Model	Linux CPU-only, TPS	M2 Mac (16GB RAM), TPS	M4 Mac (32GB RAM), TPS	Output	Quality of the generated story*
qwen2.5-0.5b	27.39	88.46	64.53	output.txt	9
qwen2.5-1.5b	9.40	45.06	69.79	output.txt	7
qwen2.5-3b	7.42	40.83	44.40	output.txt	6
qwen2.5-7b	3.70	18.12	21.58	output.txt	5
qwen2.5-14b	1.99	9.29	10.98	output.txt	4
gemma-3-1b	18.45	94.40	126.96	output.txt	3
gemma-3-4b	5.67	33.21	40.25	output.txt	1
ministral-3-3b	7.28	36.32	39.84	output.txt	8
ministral-3-14b	2.24	8.51	12.14	output.txt	2

* The AI-storytelling quality for each model is ranked by a judge LLM (Gemini), with outputs scored from 1 (the winner) to 9 (the loser). Worth pointing out that none of the models reached the requested 1500-word count - most hovered between 800 and 1100 words.

Time to First Token (TTFT)

I used this prompt to measure the TTFT, basically I provided a long text and asked the model to process it and signal completion by outputting the word "READY" when finished.

Results

Line chart showing Time to First Token (TTFT) comparisons for local LLMs on Linux and Apple Silicon hardware

Model	Linux CPU-only, seconds	M2 Mac (16GB RAM), seconds	M4 (32GB RAM), seconds
qwen2.5-0.5b	5.449	2.442	1.116
qwen2.5-1.5b	17.484	2.391	2.522
qwen2.5-3b	28.946	5.350	3.927
qwen2.5-7b	62.468	11.533	5.847
qwen2.5-14b	136.175	22.253	6.057
gemma-3-1b	7.193	1.467	1.715
gemma-3-4b	69.297	9.161	4.903
ministral-3-3b	29.750	5.758	2.884
ministral-3-14b	128.380	20.225	5.554

On the CPU-only machine, I had to wait two minutes for the 14B models to start generating a response, whereas the M4 Mac provided nearly instant responses across the board.

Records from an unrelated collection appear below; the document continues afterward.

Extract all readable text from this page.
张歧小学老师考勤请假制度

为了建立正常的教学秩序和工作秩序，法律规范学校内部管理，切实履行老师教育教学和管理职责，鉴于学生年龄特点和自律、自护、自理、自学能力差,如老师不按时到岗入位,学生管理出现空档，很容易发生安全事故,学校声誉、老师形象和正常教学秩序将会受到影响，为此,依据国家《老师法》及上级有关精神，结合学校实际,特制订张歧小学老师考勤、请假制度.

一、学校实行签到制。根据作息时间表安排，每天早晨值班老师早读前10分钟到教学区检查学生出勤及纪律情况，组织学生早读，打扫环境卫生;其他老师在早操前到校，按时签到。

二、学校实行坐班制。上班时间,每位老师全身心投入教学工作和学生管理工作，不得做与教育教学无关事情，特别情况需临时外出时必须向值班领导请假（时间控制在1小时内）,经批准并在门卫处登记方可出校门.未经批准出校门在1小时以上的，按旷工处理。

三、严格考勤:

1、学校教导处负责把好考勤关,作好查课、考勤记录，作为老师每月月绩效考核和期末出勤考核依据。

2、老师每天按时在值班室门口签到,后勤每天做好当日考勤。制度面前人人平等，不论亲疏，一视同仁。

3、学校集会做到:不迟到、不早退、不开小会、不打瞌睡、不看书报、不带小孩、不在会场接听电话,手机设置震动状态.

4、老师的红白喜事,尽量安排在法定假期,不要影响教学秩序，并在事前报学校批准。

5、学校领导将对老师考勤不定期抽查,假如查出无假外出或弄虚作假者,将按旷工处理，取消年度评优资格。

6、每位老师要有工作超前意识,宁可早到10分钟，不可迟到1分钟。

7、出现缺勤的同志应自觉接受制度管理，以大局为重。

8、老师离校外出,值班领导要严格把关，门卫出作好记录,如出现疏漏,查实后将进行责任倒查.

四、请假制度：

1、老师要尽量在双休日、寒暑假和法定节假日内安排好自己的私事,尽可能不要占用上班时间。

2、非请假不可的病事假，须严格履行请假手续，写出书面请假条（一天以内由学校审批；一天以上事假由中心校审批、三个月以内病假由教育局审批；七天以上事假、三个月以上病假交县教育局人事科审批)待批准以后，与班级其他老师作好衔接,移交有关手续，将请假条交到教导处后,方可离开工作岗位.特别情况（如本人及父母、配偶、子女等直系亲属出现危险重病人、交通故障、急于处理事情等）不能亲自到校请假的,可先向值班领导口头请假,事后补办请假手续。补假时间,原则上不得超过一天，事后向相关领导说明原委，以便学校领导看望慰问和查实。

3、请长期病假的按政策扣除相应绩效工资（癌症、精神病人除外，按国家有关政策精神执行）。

2. Intelligence & Logic Test

I used the classic "Sally's Brothers" riddle to test reasoning:

Sally has 3 brothers. Each of her brothers has 2 sisters. How many sisters does Sally have?

There was a notable "intelligence jump" at the 3B-4B parameter mark. The result:

Model Name	Result	Output Provided
qwen2.5-0.5b	❌ Wrong	5 sisters
qwen2.5-1.5b	❌ Wrong	5 sisters
qwen2.5-3b	❌ Wrong	5 sisters
qwen2.5-7b	❌ Wrong	5 sisters
qwen2.5-14b	✅ Correct	1 sister
gemma-3-1b	❌ Wrong	2 sisters
gemma-3-4b	✅ Correct	1 sister
ministral-3-3b	✅ Correct	1 sister
ministral-3-14b	✅ Correct	1 sister

3. VRAM Pressure Test

I used this prompt to run a stress test - I asked the models to sumamrize a sufficiently long text into 10 bullet points. All models were able to complete the task on every machine. While it took a lot more time for bigger models to process the text, no crashes were expirinced.